Last Update: 18:34
Greece has made a return to the financial markets, by selling €3 billion worth of its new five-year bond, at a yield (or interest rate) or 4.625%.
That’s lower than the 4.95% that Greece last sold five-year bonds for, in 2014.
Government officials say that 200 bids were received, a sign that confidence is returning.
A government official says the sale was an “absolute success,” adding: “It reaffirms the positive trajectory of the Greek economy which is making steady steps to exiting crisis and bailout programmes.”
There is already talk of further sales in the months ahead.
Finance Minister Euclid Tsakalotos said Tuesday’s bond sale was “a beginning” and a first sign of confidence in the country’s economy.
He said Greece remained focused on August 2018 to exit its worst crisis in decades. “From now on, we are focused on August 2018,” Tsakalotos said in a televised statement.

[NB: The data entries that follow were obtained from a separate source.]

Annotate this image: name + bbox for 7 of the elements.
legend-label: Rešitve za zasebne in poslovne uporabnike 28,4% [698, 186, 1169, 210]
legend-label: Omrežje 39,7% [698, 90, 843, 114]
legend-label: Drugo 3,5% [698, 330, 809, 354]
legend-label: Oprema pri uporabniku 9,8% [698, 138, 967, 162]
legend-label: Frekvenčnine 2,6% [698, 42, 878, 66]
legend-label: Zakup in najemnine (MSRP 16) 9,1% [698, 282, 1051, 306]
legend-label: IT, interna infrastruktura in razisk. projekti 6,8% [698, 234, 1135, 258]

“We know that Greek people have suffered a lot, more than they deserved.” “There will be a second and a third (market foray), to approach August 2018 with confidence and emerge from the bailouts.”
The deal did not attract as much demand as the country’s brief foray into markets in 2014, but Athens looked to have paid less to borrow the same amount, 3 billion euros, Reuters says.
Berlin: Greece must cement trust
“The return of Greece to the capital markets was and is the goal of the ongoing adjustment programme. We therefore welcome the fact that Greece has the chance to return to the market on a step-by-step basis,” a spokeswoman for the finance ministry in Germany, Europe’s biggest economy, said, according to Reuters.
“Now it must cement newly won trust, further strengthen reforms and complete the coming third programme review on time,” she said.
Long-term implementation of reforms and credibility were essential to secure the enduring trust of markets, she added.
Analysts said some investors may be put off by Greek government bonds because they have the lowest credit rating in the euro zone and are not being eligible for purchase by the European Central Bank under its quantitative easing scheme.
Greece’s current bailout programme expires in summer 2018. Athens is desperate to avoid a fourth rescue deal, so it is hoping that today’s deal could be the first step towards gaining market access.